De Siervi Adriana, Marinissen Maria, Diggs Jessica, Wang Xiao-Fan, Pages Gilles, Senderowicz Adrian
Molecular Therapeutics Unit, Oral and Pharyngeal Cancer Branch, National Institute of Dental and Craniofacial Research, NIH, Bethesda, Maryland 20892, USA.
Cancer Res. 2004 Jan 15;64(2):743-50. doi: 10.1158/0008-5472.can-03-2505.
Alkylphospholipids (ALKs) are a novel class of antitumor agents with an unknown mechanism of action. The first ALK tested in the clinic, miltefosine, has been approved recently in Europe for the local treatment of patients with cutaneous metastasis. Perifosine, the only available oral ALK, is being studied currently in human cancer clinical trials. We have shown previously that perifosine induces p21(waf1/cip1) in a p53-independent fashion and that induction of p21(waf1/cip1) is required for the perifosine-induced cell cycle arrest because cell lines lacking p21(waf1/cip1) are refractory to perifosine. In this report, we investigated the mechanism by which perifosine induces p21(waf1/cip1) protein expression. We observed that perifosine induces the accumulation of p21(waf1/cip1) mRNA without affecting p21(waf1/cip1) mRNA stability. Using several p21(waf1/cip1) promoter-driven luciferase reporter plasmids, we observed that perifosine activates the 2.4-kb full-length p21(waf1/cip1) promoter as well as a p21 promoter construct lacking p53-binding sites, suggesting that perifosine activates the p21(waf1/cip1) promoter independent of p53. The minimal p21 promoter region required for perifosine-induced p21 promoter activation contains four consensus Sp1-binding sites. Mutations in each particular Sp1 site block perifosine-induced p21(waf1/cip1) expression. Moreover, we showed that perifosine activates the mitogen-activated protein/extracellular signal-regulated kinase pathway, and this activation promotes the phosphorylation of Sp1 in known mitogen-activated protein kinase residues (threonine 453 and 739), thereby leading to increased Sp1 binding and enhanced p21(waf1/cip1) transcription. These results represent a novel mechanism by which alkylphospholipids modulate transcription, and may contribute to the discovery of new signal transduction pathways crucial for normal and neoplastic cell cycle control.

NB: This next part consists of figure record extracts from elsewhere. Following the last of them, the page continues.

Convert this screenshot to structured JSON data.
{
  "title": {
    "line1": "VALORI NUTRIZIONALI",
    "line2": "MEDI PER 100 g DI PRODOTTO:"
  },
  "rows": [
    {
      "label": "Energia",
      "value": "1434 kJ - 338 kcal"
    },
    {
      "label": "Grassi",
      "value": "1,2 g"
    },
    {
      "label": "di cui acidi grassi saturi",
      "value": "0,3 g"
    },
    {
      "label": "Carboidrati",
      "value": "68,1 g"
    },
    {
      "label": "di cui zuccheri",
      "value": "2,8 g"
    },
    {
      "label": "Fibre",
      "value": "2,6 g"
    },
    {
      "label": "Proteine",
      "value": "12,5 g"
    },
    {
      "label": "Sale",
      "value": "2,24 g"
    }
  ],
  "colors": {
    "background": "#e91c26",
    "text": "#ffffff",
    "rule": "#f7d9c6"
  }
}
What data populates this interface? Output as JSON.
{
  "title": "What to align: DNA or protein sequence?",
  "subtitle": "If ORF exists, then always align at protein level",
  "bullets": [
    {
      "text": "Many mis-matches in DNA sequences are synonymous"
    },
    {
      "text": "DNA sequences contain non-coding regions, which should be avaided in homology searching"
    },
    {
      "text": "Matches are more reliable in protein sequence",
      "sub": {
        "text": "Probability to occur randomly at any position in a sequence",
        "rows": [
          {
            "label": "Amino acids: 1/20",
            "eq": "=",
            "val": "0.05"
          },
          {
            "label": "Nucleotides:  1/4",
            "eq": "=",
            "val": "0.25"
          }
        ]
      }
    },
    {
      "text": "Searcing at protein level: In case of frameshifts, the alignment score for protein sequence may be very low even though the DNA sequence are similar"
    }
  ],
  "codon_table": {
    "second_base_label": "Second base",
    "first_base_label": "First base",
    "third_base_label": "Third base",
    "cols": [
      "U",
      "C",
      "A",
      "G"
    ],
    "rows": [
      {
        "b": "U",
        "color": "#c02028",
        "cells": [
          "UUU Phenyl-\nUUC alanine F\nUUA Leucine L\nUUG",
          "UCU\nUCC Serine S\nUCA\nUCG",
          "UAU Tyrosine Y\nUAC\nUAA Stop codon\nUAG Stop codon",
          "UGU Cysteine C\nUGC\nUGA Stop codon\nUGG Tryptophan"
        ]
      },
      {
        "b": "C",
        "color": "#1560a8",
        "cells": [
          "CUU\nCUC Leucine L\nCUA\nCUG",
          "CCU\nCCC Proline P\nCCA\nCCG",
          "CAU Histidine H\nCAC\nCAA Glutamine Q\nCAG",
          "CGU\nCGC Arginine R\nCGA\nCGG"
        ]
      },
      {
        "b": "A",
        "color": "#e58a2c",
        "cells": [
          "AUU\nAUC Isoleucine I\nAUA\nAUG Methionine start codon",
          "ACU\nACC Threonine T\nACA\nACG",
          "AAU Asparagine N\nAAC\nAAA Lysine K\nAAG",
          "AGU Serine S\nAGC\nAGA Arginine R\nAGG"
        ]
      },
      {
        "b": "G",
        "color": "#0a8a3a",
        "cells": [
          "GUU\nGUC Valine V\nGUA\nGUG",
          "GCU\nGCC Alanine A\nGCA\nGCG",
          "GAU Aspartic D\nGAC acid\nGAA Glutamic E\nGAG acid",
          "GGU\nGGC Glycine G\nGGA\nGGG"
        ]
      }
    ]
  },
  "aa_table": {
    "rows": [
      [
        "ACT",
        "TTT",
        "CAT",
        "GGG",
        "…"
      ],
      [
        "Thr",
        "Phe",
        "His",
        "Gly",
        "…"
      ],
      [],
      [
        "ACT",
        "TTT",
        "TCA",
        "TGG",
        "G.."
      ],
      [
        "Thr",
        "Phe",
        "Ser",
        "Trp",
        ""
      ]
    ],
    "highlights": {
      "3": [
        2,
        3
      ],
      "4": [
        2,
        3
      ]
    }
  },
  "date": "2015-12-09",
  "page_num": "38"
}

烷基磷脂(ALKs)是一类作用机制不明的新型抗肿瘤药物。首个进入临床测试的ALK——米替福新,最近在欧洲已获批用于局部治疗皮肤转移患者。目前,唯一可用的口服ALK——哌立福新正在进行人类癌症临床试验研究。我们之前已经表明,哌立福新以不依赖p53的方式诱导p21(waf1/cip1)表达,并且哌立福新诱导的细胞周期停滞需要p21(waf1/cip1)的诱导,因为缺乏p21(waf1/cip1)的细胞系对哌立福新不敏感。在本报告中,我们研究了哌立福新诱导p21(waf1/cip1)蛋白表达的机制。我们观察到哌立福新诱导p21(waf1/cip1)mRNA的积累,但不影响p21(waf1/cip1)mRNA的稳定性。使用几种p21(waf1/cip1)启动子驱动的荧光素酶报告质粒,我们观察到哌立福新激活2.4 kb全长p21(waf1/cip1)启动子以及缺乏p53结合位点的p21启动子构建体,这表明哌立福新独立于p53激活p21(waf1/cip1)启动子。哌立福新诱导p21启动子激活所需的最小p21启动子区域包含四个共有Sp1结合位点。每个特定Sp1位点的突变均会阻断哌立福新诱导的p21(waf1/cip1)表达。此外,我们表明哌立福新激活丝裂原活化蛋白/细胞外信号调节激酶途径,并且这种激活促进Sp1在已知的丝裂原活化蛋白激酶残基(苏氨酸453和739)处的磷酸化,从而导致Sp1结合增加和p21(waf1/cip1)转录增强。这些结果代表了一种烷基磷脂调节转录的新机制,可能有助于发现对正常和肿瘤细胞周期控制至关重要的新信号转导途径。